Members of the Southern Maine Regional Water Council are:
Portland Water District
Maine Water Company
Kennebunk, Kennebunkport, Wells Water District
Sanford Water District
South Berwick Water District
York Water District
Kittery Water District.
The Maine Water Co. has released the design and construction schedule for its $50 million project to build a new water treatment facility near the Saco River in Biddeford.
The project, which has the potential to advance increased mutual aid between water utilities from Portland to Kittery, has been moving forward since 2005, when utility-sponsored legislation began the process of encouraging regional solutions for public water delivery in Maine.
The company plans to file applications for environmental permits in mid 2017, finish design in the fall of 2018, with construction to start once design and permitting is complete. The new facility is expected to be on line and serving customers in the fall of 2020.
The current water treatment facility, which serves customers in Biddeford, Saco, Old Orchard Beach and Scarborough, is more than 130 years old and sits in the floodplain of the Saco River. The new facility will be well out of the floodplain, on the western side of South Street in Biddeford.
The Maine Legislature passed a law in 2005 that led to the creation of the Southern Maine Regional Water Council, and last fall, the SMRWC released a technical update to a report it originally released in 2008. That original report identified Sebago Lake and the Saco River as bodies of water "that might be expanded as regional supplies are integrated into a regional supply system in the future." In particular, the reported noted, "a new regional water treatment facility could be constructed along the Saco River, sized to meet the projected needs of the entire region."
Maine Water's new facility will have an initial capacity to treat 20 million gallons per day, and the company is working to make it expandable to facilitate regional cooperation. All the water systems in southern Maine currently produce about a combined 40 million gallons of "finished water" per day, according to Maine Water, but the SMRWC expects demand for public drinking water to grow.
"Drought relief is just one benefit of regional connections, there are many others," said Rick Knowlton, vice president of operations at Maine Water. "During the worst days of the recent drought, we drew just over 1% of the river's flow past our intake pipe in Biddeford. The ability of the Saco River to help others in times of drought is significant, and the incremental impact of additional water withdrawals would not be environmentally significant."
Knowlton said the Saco River is extremely clean and has plentiful water.

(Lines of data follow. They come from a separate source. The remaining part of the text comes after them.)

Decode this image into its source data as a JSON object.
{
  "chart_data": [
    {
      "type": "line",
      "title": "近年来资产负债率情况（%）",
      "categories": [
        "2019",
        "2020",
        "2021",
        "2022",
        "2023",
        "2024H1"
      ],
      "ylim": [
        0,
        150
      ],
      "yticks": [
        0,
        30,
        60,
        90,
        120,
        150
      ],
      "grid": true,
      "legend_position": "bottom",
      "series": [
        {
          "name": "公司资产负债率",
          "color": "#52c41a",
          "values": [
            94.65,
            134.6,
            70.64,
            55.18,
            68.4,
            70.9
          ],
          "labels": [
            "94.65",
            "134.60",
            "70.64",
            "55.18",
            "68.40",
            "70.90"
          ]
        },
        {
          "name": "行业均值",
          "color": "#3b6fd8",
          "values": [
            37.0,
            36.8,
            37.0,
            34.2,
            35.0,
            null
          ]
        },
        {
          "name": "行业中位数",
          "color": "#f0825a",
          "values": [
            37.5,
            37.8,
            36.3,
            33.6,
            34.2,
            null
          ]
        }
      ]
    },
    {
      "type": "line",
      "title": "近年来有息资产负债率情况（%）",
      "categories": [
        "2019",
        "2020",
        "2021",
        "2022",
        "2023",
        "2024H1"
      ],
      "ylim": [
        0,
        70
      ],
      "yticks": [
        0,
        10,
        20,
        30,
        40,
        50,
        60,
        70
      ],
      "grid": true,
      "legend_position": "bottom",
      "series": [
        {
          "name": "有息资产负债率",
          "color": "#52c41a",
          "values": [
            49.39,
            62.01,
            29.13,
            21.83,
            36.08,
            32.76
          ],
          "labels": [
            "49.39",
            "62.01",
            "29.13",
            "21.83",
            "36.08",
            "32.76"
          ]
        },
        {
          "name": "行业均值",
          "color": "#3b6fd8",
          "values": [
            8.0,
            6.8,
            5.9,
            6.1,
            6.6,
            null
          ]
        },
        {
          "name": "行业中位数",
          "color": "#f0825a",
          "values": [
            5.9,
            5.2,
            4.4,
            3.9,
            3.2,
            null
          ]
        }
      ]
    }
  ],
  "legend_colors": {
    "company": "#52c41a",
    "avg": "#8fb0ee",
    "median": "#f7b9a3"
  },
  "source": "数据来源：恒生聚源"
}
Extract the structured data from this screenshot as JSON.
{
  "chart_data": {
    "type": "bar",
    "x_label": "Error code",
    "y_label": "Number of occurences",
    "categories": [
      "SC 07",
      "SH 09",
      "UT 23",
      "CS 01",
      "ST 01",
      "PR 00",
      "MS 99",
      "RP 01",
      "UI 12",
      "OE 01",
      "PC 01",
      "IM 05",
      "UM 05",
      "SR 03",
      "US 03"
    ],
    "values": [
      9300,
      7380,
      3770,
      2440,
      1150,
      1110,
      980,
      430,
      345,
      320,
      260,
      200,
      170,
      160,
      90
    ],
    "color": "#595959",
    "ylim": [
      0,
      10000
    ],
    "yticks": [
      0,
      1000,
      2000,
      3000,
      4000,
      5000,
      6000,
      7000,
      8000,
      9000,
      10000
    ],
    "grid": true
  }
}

"Its potential to help the region with all its water needs is impressive, and its expanded use would reduce the environmental impact of stressed resources currently being used by some of the southern water systems," he said. "By building this new facility, we are offering to deliver a major component of the regional water plan. As our project proceeds, we will stay in close contact with all members of the SMRWC, and we will do all we can to facilitate our neighbors' interest in a regional policy of mutual aid."
Maine Water serves 32,000 customers, or a population of 100,000, in over 20 communities throughout the state of Maine.